Harsewinkel streitet um Personenzüge der TWE - Was sagen die Versmolder?

Bei einer Bürgerversammlung in Marienfeld stehen sich Gegner und Befürworter gegenüber. Was in der Nachbarstadt Streit provoziert, ist in Versmold noch kein Thema.

Burkhard Hoeltzenbein,Claus Meyer

Die Bahnstrecke der TWE zwischen Ibbenbüren und Hövelhof in Versmold an der Wiesenstraße. - © Marc Uthmann
Die Bahnstrecke der TWE zwischen Ibbenbüren und Hövelhof in Versmold an der Wiesenstraße. (© Marc Uthmann)

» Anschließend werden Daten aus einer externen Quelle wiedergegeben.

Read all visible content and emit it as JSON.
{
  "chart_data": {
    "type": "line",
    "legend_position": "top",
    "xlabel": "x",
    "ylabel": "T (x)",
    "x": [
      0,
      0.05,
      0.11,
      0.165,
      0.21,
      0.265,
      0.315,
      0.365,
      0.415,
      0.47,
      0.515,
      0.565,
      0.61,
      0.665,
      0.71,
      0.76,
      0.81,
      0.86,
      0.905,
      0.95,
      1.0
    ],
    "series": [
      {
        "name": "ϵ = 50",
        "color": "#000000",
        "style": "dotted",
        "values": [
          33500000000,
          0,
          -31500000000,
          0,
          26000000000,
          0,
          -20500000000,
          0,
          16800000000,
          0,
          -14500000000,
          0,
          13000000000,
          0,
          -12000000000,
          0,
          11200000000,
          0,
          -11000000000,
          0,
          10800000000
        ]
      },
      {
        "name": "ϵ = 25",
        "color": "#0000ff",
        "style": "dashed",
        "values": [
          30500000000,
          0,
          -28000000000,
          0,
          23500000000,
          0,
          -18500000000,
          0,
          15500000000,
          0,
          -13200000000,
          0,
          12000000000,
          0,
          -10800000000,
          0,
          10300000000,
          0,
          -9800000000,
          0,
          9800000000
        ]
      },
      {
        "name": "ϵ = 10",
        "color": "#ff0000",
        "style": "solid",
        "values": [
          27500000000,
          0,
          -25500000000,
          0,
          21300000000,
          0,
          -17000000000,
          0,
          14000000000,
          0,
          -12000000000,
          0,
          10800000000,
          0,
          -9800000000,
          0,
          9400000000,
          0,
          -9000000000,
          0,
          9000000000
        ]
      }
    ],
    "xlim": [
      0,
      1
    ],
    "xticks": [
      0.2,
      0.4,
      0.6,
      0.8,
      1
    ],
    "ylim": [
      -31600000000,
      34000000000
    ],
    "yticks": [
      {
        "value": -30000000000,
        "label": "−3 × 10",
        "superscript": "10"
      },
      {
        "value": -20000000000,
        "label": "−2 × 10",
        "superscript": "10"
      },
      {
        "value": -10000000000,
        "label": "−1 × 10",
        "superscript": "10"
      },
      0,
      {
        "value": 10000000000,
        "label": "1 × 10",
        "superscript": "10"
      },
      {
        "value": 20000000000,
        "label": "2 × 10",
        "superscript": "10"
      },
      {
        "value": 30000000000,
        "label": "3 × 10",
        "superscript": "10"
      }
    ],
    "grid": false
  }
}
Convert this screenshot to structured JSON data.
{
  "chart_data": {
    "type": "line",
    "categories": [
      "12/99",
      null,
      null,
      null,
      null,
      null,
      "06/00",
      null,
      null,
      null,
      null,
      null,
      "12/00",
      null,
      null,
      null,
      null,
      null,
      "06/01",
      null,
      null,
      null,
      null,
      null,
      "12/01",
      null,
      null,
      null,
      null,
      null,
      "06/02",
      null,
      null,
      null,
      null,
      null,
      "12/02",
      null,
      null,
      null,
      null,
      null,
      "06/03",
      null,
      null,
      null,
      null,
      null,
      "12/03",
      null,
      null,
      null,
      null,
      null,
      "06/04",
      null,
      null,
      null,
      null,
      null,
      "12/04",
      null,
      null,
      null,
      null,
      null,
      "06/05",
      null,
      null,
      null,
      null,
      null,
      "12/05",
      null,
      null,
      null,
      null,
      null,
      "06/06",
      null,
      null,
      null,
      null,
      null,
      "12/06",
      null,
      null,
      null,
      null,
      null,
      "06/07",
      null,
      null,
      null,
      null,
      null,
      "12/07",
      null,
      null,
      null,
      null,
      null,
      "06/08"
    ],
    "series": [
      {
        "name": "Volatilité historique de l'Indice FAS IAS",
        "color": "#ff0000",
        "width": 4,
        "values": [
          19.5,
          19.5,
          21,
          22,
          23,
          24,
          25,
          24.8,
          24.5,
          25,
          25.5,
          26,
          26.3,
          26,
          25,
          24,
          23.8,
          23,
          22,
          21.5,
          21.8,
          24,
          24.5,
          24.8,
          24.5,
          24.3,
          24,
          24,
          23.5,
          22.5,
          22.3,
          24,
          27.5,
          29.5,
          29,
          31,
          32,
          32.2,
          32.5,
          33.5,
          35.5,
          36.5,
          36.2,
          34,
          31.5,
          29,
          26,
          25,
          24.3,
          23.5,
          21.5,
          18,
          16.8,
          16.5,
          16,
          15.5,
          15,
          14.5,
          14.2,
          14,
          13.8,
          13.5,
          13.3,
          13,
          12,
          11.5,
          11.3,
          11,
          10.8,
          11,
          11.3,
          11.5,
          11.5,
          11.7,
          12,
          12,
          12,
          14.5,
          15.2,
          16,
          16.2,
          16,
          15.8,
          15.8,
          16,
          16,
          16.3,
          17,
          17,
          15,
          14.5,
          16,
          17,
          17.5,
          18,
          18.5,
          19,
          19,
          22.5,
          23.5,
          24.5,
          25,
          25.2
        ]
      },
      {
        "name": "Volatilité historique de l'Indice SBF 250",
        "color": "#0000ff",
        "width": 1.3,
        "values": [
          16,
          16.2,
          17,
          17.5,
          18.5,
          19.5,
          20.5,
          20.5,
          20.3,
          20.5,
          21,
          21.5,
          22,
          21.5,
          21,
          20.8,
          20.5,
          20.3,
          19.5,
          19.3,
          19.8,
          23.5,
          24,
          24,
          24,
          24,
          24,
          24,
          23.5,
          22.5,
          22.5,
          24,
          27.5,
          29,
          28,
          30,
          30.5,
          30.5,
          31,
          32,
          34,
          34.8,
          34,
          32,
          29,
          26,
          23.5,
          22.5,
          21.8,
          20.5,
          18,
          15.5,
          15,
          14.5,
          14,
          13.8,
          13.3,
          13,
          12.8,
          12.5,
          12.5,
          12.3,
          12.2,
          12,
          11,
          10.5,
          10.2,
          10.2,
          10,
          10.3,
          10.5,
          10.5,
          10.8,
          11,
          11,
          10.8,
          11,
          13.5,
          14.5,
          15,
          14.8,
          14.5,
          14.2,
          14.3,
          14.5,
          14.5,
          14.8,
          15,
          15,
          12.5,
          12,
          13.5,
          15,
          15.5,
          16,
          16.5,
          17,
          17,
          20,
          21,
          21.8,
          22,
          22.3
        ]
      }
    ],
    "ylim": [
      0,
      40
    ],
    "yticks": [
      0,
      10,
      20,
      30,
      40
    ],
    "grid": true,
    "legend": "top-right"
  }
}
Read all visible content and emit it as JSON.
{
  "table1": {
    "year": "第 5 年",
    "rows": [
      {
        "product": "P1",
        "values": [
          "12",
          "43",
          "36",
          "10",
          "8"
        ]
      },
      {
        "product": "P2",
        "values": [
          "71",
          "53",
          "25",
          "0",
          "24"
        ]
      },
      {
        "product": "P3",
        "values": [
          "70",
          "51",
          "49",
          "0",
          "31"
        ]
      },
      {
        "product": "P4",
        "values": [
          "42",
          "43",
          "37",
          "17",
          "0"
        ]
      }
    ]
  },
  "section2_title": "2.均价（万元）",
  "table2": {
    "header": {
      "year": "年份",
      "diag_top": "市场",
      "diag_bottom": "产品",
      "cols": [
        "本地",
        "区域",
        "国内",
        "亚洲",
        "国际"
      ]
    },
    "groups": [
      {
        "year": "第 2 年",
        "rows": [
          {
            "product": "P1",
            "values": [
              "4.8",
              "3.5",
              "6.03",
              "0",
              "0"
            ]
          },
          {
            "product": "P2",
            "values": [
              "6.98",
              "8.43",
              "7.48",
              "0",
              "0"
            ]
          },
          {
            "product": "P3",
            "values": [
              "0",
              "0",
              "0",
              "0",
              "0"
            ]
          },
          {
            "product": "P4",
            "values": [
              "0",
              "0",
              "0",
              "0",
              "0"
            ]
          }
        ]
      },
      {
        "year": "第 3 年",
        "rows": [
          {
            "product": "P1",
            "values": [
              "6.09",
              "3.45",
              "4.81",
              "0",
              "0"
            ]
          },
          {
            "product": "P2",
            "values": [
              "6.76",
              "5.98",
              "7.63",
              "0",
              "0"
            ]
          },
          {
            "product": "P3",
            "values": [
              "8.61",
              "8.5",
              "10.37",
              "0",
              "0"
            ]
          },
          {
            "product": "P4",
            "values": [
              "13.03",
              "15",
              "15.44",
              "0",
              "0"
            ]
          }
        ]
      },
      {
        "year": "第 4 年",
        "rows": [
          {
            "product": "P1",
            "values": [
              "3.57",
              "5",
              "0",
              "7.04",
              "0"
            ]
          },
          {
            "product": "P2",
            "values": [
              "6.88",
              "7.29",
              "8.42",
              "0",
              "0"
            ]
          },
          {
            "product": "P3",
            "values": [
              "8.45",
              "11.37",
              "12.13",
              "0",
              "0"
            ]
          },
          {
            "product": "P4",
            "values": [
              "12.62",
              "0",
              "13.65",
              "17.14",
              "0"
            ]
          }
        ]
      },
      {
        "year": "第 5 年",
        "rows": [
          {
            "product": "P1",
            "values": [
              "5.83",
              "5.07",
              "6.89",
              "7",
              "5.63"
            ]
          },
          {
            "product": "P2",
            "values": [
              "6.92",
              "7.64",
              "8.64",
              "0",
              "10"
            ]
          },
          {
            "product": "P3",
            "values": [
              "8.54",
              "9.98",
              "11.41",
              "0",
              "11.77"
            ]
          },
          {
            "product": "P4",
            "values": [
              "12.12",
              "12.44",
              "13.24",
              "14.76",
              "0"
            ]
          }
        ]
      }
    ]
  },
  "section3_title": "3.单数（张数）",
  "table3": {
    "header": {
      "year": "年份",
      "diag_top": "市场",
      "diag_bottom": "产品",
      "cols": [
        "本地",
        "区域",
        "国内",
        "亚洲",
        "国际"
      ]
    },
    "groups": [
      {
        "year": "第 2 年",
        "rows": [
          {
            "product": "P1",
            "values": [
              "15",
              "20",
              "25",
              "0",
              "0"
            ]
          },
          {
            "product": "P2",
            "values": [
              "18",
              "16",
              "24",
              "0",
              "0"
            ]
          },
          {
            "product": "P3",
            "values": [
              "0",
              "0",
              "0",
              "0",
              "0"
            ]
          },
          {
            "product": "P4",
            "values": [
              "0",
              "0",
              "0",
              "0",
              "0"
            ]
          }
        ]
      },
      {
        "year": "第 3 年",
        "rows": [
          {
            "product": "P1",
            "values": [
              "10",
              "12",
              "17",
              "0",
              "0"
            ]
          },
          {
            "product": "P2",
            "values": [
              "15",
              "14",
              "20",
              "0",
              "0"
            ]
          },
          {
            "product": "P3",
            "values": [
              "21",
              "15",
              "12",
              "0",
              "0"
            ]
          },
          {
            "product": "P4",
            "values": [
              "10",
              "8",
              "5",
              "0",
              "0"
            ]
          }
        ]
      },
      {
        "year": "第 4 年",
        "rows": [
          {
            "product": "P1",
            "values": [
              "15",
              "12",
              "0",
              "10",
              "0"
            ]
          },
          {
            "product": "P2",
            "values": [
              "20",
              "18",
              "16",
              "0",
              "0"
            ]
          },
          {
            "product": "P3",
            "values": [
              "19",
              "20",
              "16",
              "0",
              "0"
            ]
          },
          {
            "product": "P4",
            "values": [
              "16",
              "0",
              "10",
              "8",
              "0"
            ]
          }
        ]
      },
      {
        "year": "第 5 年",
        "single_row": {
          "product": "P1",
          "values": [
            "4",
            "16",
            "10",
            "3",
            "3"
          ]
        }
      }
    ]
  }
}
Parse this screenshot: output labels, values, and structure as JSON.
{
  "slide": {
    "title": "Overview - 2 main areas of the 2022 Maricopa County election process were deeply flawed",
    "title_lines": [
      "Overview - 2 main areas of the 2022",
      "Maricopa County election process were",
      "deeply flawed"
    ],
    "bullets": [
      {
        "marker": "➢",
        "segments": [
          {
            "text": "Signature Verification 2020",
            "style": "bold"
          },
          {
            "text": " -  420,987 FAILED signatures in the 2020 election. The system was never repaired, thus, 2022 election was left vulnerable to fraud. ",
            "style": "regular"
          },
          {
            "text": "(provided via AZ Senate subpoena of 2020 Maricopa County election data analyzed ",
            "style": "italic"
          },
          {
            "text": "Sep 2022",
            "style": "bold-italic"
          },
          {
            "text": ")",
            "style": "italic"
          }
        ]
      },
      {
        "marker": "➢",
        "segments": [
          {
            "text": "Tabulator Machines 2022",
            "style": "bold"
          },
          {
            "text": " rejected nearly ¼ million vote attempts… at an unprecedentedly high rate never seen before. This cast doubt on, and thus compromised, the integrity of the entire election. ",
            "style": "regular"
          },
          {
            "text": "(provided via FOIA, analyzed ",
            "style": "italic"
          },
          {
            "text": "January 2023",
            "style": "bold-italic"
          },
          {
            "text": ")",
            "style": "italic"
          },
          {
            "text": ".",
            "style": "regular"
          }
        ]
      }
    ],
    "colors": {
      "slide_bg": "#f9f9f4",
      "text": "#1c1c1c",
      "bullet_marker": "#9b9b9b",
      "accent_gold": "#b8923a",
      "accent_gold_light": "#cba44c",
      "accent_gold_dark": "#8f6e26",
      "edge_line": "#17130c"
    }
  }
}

Versmold/Harsewinkel. Denn inVersmold dürfte es noch dauern mit einem regulären Personennahverkehr auf Schienen. 2,8 Kilometer lang sind die Gleise der Lappwald Service GmbH im Norden, dazu kommt die von der TWE betriebene Strecke vom Unternehmen Nordfrost bis zur Harsewinkler Stadtgrenze. Insgesamt durchziehen das Versmolder Gebiet knapp acht Kilometer Bahnstrecke. Personen werden auf der nicht befördert. Derzeit findet nur auf dem TWE-Abschnitt Güterverkehr statt, der Lappwald-Abschnitt steht kurz vor der Reaktivierung (das HK berichtete). In Harsewinkel ist dagegen der reguläre Personenverkehr bis Verl eine greifbare Option. Allerdings eine höchst umstrittene, wie eine Bürgerversammlung in Marienfeld jüngst wieder zeigte.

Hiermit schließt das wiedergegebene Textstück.